Founded in 2000, URI is the largest grassroots interfaith peacebuilding organization in the world with more than 1 million volunteers in 108 countries, a news release says.
URI’s President’s Council is comprised of a group of influential, major URI supporters who have relevant organizational wisdom, and who are partners with URI’s Global Council (URI’s governing Board of Trustees) and its executive director in providing guidance and leadership to URI, it said.
“We are deeply honored to have someone with the stature and experience in both the private and public sectors to join with us as member of URI’s President’s Council to assist in providing guidance and perspective as we address the challenges of the world today,” Swing said in a statement.
Bansal is an American lawyer who has spent more than 30 years in senior roles in government, global business and corporate law practice.
In the public sector, she has served as general counsel and senior policy adviser in the Federal Office of Management & Budget in the White House and as solicitor general of the state of New York.
In the private sector, she was a partner and practice chair at Skadden, Arps, Slate, Meagher and Flom LLP in New York City, and a global general counsel in London for one of the world’s largest banks.
While practicing law at Skadden, Bansal served as a commissioner and chair of the U.S. Commission on International Religious Freedom, a bipartisan federal human rights agency.
In that capacity, she advised on the drafting of the Afghan and Iraqi constitutions, and worked as a U.S. diplomat with faith leaders, civil society groups and government officials in a range of countries including Saudi Arabia, Russia, Iraq, Afghanistan, China, Hong Kong, Bangladesh, Turkey, Uzbekistan, Vietnam and Sri Lanka.
From 2015-2016, she served by appointment of the president of the United States as a member and committee chair of President’s Advisory Committee on Faith-Based and Neighborhood Partnerships, focusing on poverty and inequality in America.
Bansal is an honorary board member of the Interfaith Center of New York City, and an advisory board member of the Pluralism Project at Harvard University.
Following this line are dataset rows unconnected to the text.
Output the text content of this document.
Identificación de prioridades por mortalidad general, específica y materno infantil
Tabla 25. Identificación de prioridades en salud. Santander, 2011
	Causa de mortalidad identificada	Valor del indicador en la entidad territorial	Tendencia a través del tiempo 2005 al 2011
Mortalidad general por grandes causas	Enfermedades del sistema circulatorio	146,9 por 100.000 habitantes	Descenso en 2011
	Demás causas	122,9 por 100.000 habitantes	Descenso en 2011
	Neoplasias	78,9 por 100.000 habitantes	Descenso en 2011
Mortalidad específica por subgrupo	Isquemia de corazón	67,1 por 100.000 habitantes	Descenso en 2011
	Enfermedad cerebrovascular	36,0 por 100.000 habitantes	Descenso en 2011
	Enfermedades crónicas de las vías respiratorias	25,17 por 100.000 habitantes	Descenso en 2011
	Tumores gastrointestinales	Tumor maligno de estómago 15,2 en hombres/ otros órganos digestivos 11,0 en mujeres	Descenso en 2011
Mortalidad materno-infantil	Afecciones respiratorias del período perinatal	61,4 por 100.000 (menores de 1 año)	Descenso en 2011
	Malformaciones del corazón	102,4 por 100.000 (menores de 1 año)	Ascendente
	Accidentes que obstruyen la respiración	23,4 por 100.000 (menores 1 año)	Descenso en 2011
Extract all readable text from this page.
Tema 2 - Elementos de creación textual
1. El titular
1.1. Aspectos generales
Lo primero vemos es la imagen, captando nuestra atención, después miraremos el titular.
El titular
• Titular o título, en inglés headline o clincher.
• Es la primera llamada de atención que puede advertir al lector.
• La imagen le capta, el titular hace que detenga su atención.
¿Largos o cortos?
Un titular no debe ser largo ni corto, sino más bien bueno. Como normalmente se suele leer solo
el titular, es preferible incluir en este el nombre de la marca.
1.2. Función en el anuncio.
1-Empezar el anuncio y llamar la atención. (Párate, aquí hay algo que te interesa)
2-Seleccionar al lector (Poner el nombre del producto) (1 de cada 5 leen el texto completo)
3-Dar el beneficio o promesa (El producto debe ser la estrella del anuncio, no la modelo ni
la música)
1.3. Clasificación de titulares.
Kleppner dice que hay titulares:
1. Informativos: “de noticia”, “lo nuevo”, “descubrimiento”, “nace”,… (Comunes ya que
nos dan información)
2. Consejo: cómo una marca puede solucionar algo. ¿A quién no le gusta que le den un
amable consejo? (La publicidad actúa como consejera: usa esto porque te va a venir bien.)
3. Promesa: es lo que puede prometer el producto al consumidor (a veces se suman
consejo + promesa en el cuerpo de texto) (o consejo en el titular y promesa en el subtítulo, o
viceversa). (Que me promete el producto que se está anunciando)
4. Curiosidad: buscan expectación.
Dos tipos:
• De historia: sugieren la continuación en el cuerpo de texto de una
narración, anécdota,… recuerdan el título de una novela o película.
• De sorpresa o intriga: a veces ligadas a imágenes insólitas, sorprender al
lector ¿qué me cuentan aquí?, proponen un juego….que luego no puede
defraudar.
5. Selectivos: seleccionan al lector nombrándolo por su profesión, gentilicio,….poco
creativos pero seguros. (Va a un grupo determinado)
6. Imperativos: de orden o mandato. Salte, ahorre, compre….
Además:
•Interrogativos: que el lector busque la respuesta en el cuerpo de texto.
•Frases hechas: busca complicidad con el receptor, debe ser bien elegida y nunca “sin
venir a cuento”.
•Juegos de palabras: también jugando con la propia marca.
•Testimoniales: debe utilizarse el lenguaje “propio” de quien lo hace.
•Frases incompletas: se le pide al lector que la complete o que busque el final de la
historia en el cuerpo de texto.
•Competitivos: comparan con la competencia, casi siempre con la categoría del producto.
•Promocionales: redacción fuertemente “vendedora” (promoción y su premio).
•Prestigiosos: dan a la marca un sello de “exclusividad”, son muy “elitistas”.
She is a Henry Crown Fellow at the Aspen Institute, a life member of the Council on Foreign Relations, and an independent corporate director of Nelnet Inc., among many other board and advisory roles.
Bansal graduated from Harvard-Radcliffe College and Harvard Law School, and was a law clerk to U.S. Supreme Court Justice John Paul Stevens. She received the National Organization of Women’s “Woman of Power and Influence Award” in 2006 and was named one of the “50 Most Influential Minority Lawyers in America” by the National Law Journal in 2008.
She recently has been a lecturer at MIT and senior adviser at the Laboratory for Social Machines based at the MIT Media Lab.